Yeah but hitting an engine or fuel tank is a bit more difficult than hitting the airframe anywhere.
In-game you can spray down someone from 1km with .50cals and set them on fire because API keeps their incendiary properties all the time and it’s simply based on chance.
20mm Incendiary rounds would be way more effective, but they aren’t in-game.
In one of the training manuals, printed shortly after WW2, they even say the effective range of .50cal is a mere 366m, since the guns are simply not accurate enough to have any effect on a plane sized target at longer range.
They will but you would need to spend a lot of time and rounds to even land shots on target.
Accuracy is actually quite a limiting factor. My previous mindset was that not having the accuracy upgrade for .50cals wouldn’t be a big deal since it had this shotgun effect, meaning you are more likely to hit by chance, which was better than not hitting at all.
But in reality it’s actually a drawback, since in cases where your aim is perfect, your are still limited by the accuracy of the guns, thus scoring less hits then you could with more accurate guns.
In US testing reports from 1941 they say that.50 cal are ineffective past 400 m since pen value for normal round would be around 3 mm at 450 m.
Peak pen value is 18 mm at 150 m but after that for every 50 m it loses around 3 mm of pen
I have a question, is this based off nose mounted .50s? A .50 strapped to a test rig, fired full automatic and then extrapolation based off that performance? If it was wing based, what convergence?
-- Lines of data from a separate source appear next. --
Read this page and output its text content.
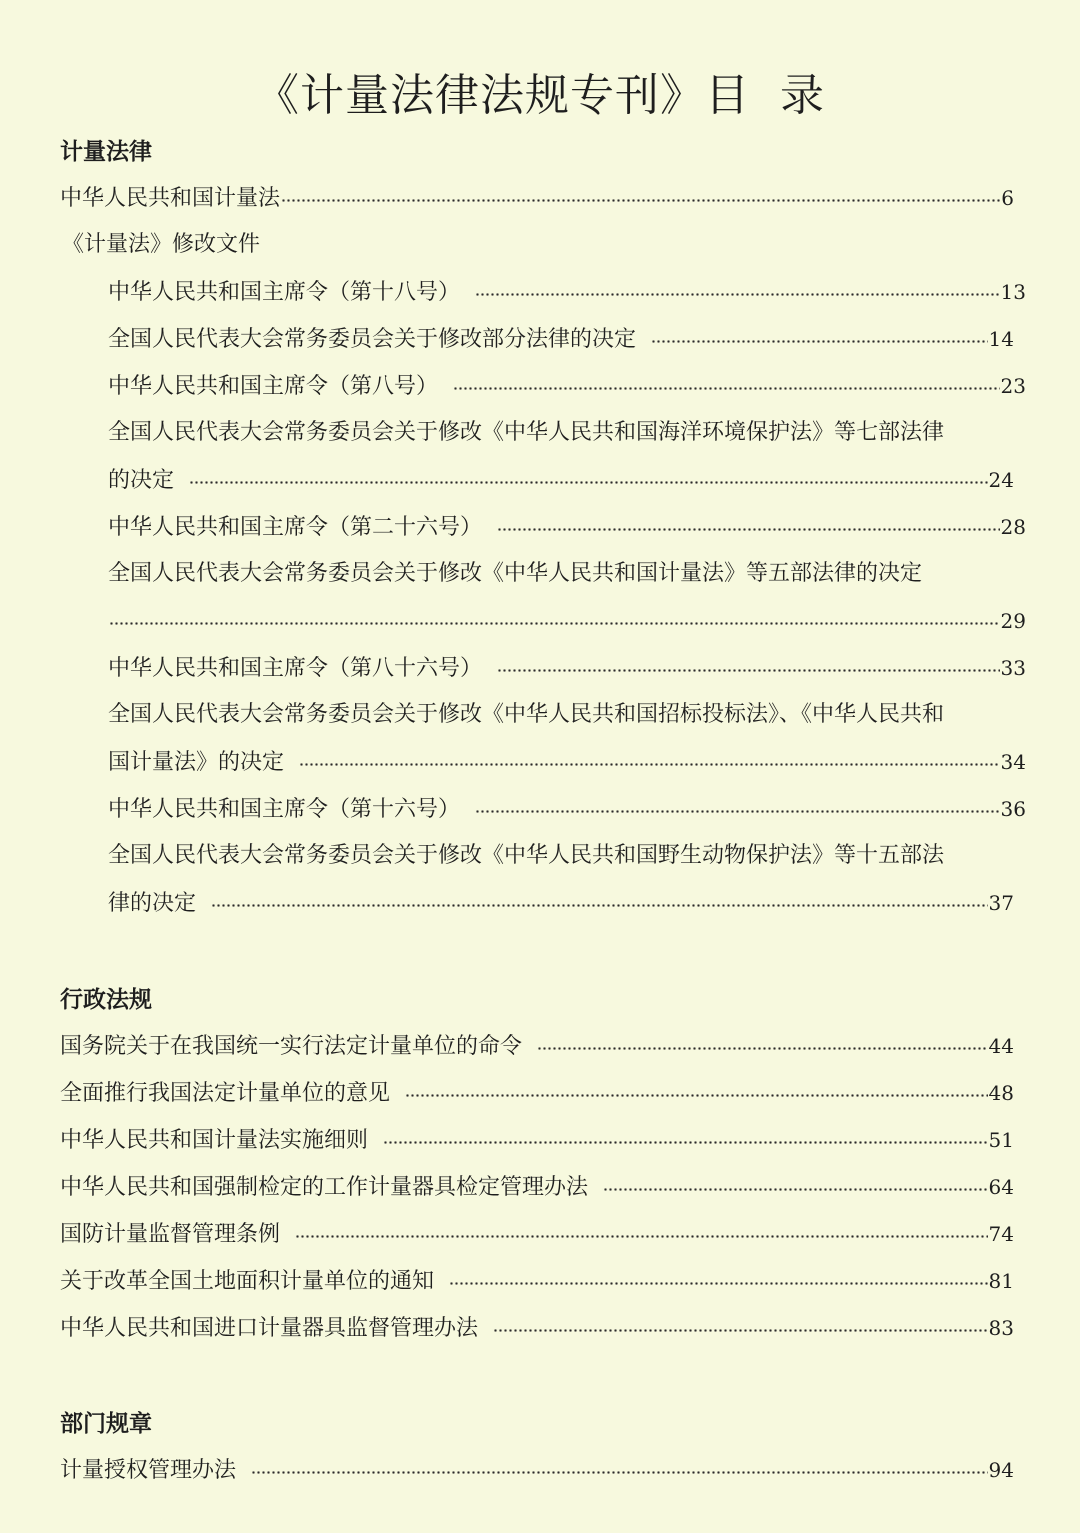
《计量法律法规专刊》目  录
计量法律
中华人民共和国计量法	6
《计量法》修改文件
中华人民共和国主席令（第十八号）	13
全国人民代表大会常务委员会关于修改部分法律的决定	14
中华人民共和国主席令（第八号）	23
全国人民代表大会常务委员会关于修改《中华人民共和国海洋环境保护法》等七部法律
的决定	24
中华人民共和国主席令（第二十六号）	28
全国人民代表大会常务委员会关于修改《中华人民共和国计量法》等五部法律的决定
29
中华人民共和国主席令（第八十六号）	33
全国人民代表大会常务委员会关于修改《中华人民共和国招标投标法》、《中华人民共和
国计量法》的决定	34
中华人民共和国主席令（第十六号）	36
全国人民代表大会常务委员会关于修改《中华人民共和国野生动物保护法》等十五部法
律的决定	37
行政法规
国务院关于在我国统一实行法定计量单位的命令	44
全面推行我国法定计量单位的意见	48
中华人民共和国计量法实施细则	51
中华人民共和国强制检定的工作计量器具检定管理办法	64
国防计量监督管理条例	74
关于改革全国土地面积计量单位的通知	81
中华人民共和国进口计量器具监督管理办法	83
部门规章
计量授权管理办法	94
Because I have a kill report from a P-47 that stated it was able to strike an Fw-190 from 800 yards (730 meters to save time) away, in two 2 second bursts as he witnessed flashes on the port side wing. This was co-witnessed by another P-47. I attempted this in a custom battles with A.I. in Cockpit mode and I had trouble scoring any hits at that range. If it was a super short conversion range or there was no conversion set (If it was a test done on a flight that), that test would make plenty of sense as at that point you would just have a cloud of rounds bigger than the enemy flying towards the target and you can see that illustrated in War thunder.
Now that I really think about it, this would be completely inviable lol. The US would have immediately moved to a different gun, instead of using them throughout the war AND postwar.